Keluarga saya sendiri, baru mampu membeli televisi pada tahun 2010-an. Itu sudah berantena parabola. Rumah kami masih berlantai tanah kala itu. Bergelombang lagi. Meski demikian, tidak menyurutkan antusias tetangga kami yang belum punya televisi, untuk duduk berjam-jam di depan layar televisi.
Sekarang ini, di era popularitas smartphone, sepertinya—di berbagai tempat—televisi telah kehilangan pamornya. Terutama untuk pemirsa berusia 18-34 tahun. Pada 2016 lalu, Nielsen mengatakan bahwa menonton TV tradisional semua kelompok umur mencapai puncaknya pada kurun 2009-2010. Sampai saat itu, penonton untuk TV telah tumbuh setiap tahun sejak tahun 1949. Kini, angkanya terus merosot.
Nielsen menyebut, banyak orang yang kini menggantikan kebiasaan menonton televisi atau mendengar radio melalui perangkat konvensional dan berganti dengan penggunaan layanan streaming seperti Netfilx, perangkat mobile, dan layanan web seperti Youtube.

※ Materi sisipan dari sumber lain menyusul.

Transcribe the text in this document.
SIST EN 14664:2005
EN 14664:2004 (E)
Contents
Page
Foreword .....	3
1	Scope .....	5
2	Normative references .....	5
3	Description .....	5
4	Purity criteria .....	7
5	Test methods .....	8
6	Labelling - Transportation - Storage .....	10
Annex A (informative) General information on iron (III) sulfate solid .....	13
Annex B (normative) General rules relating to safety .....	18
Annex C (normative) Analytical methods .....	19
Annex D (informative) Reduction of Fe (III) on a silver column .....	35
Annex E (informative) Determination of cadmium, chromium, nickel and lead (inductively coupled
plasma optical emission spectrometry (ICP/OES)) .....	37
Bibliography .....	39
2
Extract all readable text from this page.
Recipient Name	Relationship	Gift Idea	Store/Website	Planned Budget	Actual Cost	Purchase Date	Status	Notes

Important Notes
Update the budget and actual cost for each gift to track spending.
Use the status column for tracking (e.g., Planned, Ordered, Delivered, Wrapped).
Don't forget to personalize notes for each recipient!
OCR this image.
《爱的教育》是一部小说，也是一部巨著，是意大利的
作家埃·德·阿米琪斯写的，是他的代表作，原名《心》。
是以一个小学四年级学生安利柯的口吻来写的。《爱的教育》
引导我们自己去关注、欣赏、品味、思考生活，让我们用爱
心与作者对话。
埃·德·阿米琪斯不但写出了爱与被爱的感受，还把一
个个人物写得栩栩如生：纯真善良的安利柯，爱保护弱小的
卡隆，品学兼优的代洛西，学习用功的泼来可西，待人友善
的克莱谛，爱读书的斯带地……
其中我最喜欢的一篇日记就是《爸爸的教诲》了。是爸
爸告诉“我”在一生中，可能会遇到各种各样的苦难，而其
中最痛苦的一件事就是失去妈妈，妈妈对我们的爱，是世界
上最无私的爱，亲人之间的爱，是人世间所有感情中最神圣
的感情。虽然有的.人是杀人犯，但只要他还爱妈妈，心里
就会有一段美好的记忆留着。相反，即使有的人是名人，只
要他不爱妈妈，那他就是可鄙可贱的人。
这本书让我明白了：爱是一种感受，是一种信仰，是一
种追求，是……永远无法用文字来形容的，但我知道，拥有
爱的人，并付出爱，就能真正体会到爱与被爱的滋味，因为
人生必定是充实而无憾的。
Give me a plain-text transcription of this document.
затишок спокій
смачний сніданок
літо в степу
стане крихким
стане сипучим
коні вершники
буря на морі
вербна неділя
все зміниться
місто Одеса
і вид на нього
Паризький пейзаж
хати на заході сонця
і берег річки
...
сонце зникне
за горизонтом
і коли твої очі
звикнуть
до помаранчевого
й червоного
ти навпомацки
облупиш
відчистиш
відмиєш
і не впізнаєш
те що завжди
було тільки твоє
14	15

Sedangkan dalam blognya, investor media yang juga mantan CEO eMusic, David Pakman, menggarisbawahi bagaimana perhatian telah bergeser dan terus bergeser jauh dari bentuk-bentuk tradisional ke platform baru seperti Twitch (di mana orang bermain video game secara online), serta snapchat dan lain-lain: “Perilaku generasi muda merupakan prediksi masa depan. Facebook, YouTube, Twitch, Tumblr, snapchat, Reddit, WhatsApp, Instagram, Vine, dan YouNow, semua dikatalisasi oleh remaja sebagai pengguna pertama, dan kemudian menyebar ke kelompok usia yang lebih tua”, tulisnya.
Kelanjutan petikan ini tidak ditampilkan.